At this point, you may now be also be asking: What’s the future of Li-Fi? Let’s be clear, I am not suggesting Li-Fi will replace Wi-Fi. At this point it appears that Li-Fi and Wi-Fi are complementary technologies, and Li-Fi will not replace Wi-Fi. Each technology has its strengths and its limitations. By working together, Li-Fi and Wi-Fi technologies will open doors for smart-city connectivity in more environments than Wi-Fi or Li-Fi alone. But like any technology we always have to keep an open mind. The skies the limit on what it can do and where it can go.

Li-Fi will help reduce the issues we’re expecting to run into around spectrum as more and more connected devices in cities transfer critical data that can enhance decisionmaking. Personally, I’m excited to see how Li-Fi enhances our cities and helps make them smarter and more connected. If we give innovators a way, they will innovate beyond our expectations every time.

However, the road forward isn’t without its speed bumps. What we have been talking about in smart citis is interoperability, and no matter how we connect—be it Li-Fi, Wi-Fi, cellular, or something else—we need to make sure our devices and systems can talk to each other.

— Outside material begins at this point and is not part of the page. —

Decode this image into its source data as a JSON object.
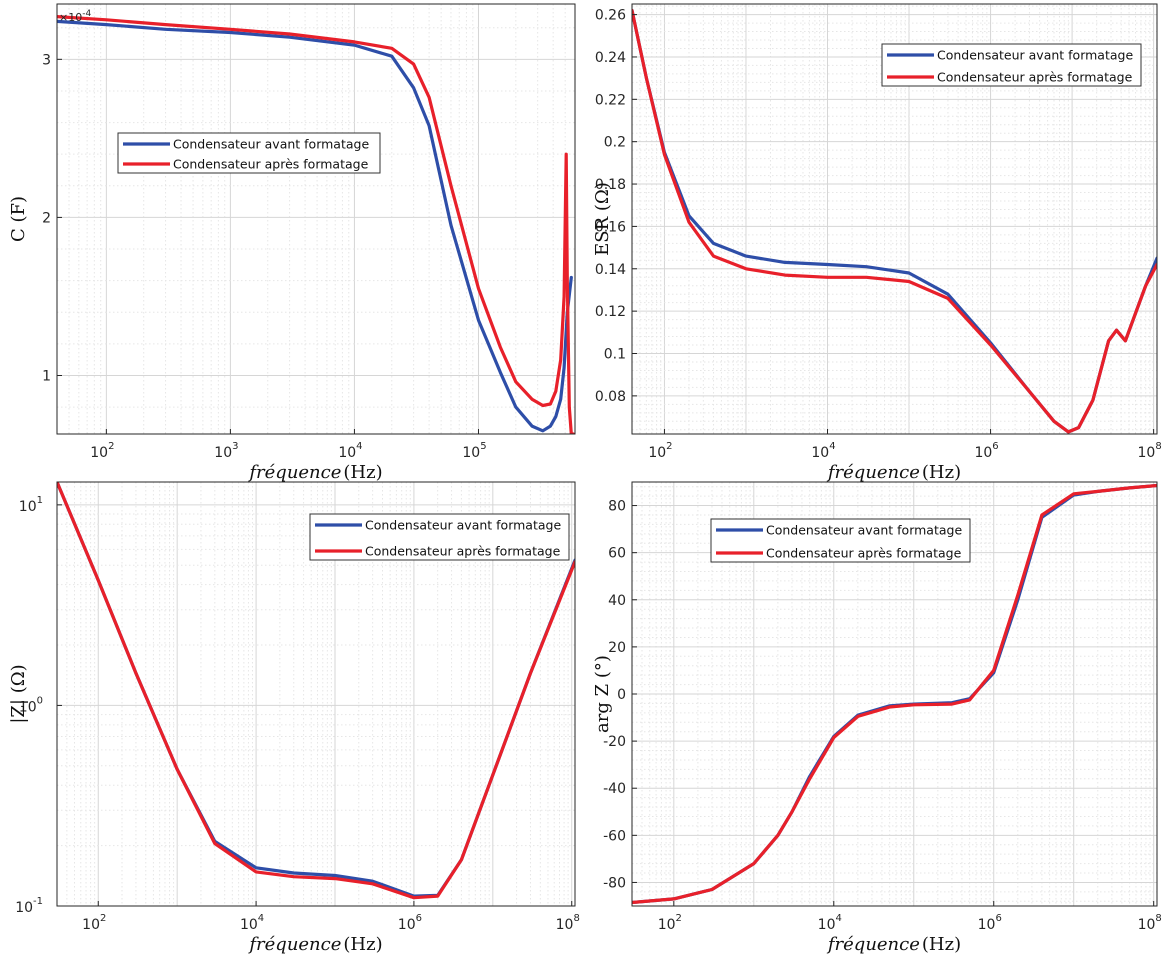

If they don’t, we’re seriously limiting the ways data can inform and enhance our cities. We, as an industry, need to work together to implement standards that allow connected devices to communicate. If we do, the ecosystem will certainly flourish. Li-Fi is going to help grow the IoT, enhancing connectivity in our future cities, and I can’t wait to see where it goes.

But let’s not put the cart before the horse. Issues like interoperability and security need to be top of mind in every single IoT conversation.